When I send a packet over port 25 to specific nodes in my Exchange cluster, it takes between 11 and 14 seconds before the banner is displayed with a 220 response. Since this affects emails too, it makes certain services rely on this communication time out.

Things I know:

• About 70% of the nodes experience this issue fairly consistently. And the other 30% seemingly never exhibit this issue. They were all set up around the same time, but someone before my time might have changed settings on some nodes and not others. However, they "look" identical to me.
• Tracing packets I can see the SMTP traffic arrive immediately on the target server. (No issues with network\latency, firewall, dns etc. everything flows smoothly)
• I see an immediate TCP Accept on MSExchangeFrontendTransport.exe
• After this packet has entered Windows and I've seen the TCP Accept, it takes the full 11-14 seconds before it shows up in any Exchange logs (SMTP Protocol Connector logs)
• It's unknown when the issue was introduced, but it was likely a very long time ago, there just wasn't anything impacted by the delay before.

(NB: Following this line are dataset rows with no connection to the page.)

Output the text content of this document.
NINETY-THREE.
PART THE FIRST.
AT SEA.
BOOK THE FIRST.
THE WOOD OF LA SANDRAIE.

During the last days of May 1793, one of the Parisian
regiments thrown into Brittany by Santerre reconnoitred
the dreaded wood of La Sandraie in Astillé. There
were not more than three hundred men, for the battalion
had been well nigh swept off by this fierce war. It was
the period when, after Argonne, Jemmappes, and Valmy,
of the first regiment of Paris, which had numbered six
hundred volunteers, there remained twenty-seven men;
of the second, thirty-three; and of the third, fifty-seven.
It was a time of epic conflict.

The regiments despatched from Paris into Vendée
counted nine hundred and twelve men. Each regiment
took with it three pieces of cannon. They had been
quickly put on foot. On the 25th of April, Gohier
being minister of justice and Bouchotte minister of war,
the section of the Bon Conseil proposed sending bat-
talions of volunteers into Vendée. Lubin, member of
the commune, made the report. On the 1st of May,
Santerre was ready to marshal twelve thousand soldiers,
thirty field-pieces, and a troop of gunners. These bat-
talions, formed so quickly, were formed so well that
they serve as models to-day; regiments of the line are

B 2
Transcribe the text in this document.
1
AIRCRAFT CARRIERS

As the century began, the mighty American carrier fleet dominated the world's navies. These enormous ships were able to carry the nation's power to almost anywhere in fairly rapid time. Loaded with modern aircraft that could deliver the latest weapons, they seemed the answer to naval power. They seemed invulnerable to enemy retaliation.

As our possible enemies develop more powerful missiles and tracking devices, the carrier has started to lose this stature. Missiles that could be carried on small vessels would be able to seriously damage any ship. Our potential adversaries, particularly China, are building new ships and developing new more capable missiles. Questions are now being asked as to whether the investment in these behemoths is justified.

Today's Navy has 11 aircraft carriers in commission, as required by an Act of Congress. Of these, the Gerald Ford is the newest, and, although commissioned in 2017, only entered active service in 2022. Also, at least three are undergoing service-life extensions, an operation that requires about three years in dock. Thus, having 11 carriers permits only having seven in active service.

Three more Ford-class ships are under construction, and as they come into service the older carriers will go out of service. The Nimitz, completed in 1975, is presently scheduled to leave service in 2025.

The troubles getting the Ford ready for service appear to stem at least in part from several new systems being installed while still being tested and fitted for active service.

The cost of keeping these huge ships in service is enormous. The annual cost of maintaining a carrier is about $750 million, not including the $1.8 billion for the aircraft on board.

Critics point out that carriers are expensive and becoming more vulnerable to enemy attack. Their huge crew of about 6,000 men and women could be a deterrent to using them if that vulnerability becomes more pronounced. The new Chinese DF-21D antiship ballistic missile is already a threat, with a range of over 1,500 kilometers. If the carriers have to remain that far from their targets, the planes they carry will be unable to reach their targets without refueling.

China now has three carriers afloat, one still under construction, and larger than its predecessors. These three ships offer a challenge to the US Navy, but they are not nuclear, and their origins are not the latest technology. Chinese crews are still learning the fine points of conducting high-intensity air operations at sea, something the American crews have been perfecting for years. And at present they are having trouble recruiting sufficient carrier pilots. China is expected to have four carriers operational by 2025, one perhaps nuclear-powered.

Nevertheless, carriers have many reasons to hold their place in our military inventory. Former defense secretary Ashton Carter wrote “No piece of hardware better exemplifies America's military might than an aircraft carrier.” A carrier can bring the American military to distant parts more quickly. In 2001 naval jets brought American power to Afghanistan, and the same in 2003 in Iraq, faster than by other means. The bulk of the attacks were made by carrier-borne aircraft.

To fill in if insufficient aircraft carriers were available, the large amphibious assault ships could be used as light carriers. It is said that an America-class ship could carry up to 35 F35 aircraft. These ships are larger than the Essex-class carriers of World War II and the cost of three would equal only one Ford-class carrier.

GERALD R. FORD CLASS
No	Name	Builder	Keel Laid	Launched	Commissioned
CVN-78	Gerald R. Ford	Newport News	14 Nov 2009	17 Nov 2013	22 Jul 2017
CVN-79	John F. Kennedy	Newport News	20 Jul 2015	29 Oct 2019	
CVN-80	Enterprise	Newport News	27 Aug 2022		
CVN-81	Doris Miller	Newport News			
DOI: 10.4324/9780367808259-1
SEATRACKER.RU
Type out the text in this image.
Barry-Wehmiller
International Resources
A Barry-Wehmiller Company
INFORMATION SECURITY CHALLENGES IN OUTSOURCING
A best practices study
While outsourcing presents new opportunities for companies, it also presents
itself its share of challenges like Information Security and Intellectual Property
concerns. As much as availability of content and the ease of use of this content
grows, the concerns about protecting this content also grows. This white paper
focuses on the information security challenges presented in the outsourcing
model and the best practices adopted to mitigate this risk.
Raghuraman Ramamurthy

So, it seems like something is holding the traffic captive, but having turned down\off everything I can find and dug down into every imaginable log and process monitor results etc. I can't see anything impacting it.

Could this be internal to Exchange, or internal to a native Windows system process? And if there are no direct suggested solutions, where would you go from here to investigate this? I'm not entirely sure what would be the best way to proceed in the immediate future.

Any help will be greatly appreciated!

The behavior you are witnessing might be a security feature called SMTP Tarpit. It slows SMTP responses on purpose to mitigate some attack types, like directory harvest attacks.

The setting is controlled by registry key HKLM\System\CurrentControlSet\Services\SmtpSvc\Parameters\TarpitTime The value is in seconds (DWORD)

Note: If the TarpitTime registry entry does not exist, Exchange behaves as if the value of this registry entry were set to 0. When the registry entry has a value of 0, there is no delay when the SMTP address verification responses are sent

More information: https://techcommunity.microsoft.com/t5/exchange-team-blog/smtp-session-tarpitting-for-windows-2003-and-exchange/ba-p/609829

A delay measured in seconds is often a timeout with a request to a third party. So something like a reverse DNS lookup of the incoming IP, or checking against a dead RBL also.

You can easily miss this if you are capturing only the packets between client and server. If it's not too huge an amount of data, try capturing everything* from the server around the time of the incoming connection and see if it's sending out requests that get no response. DNS would be my first guess but it's not the only possibility.

* Excluding things that common sense, the law, and your company's privacy policy disallow.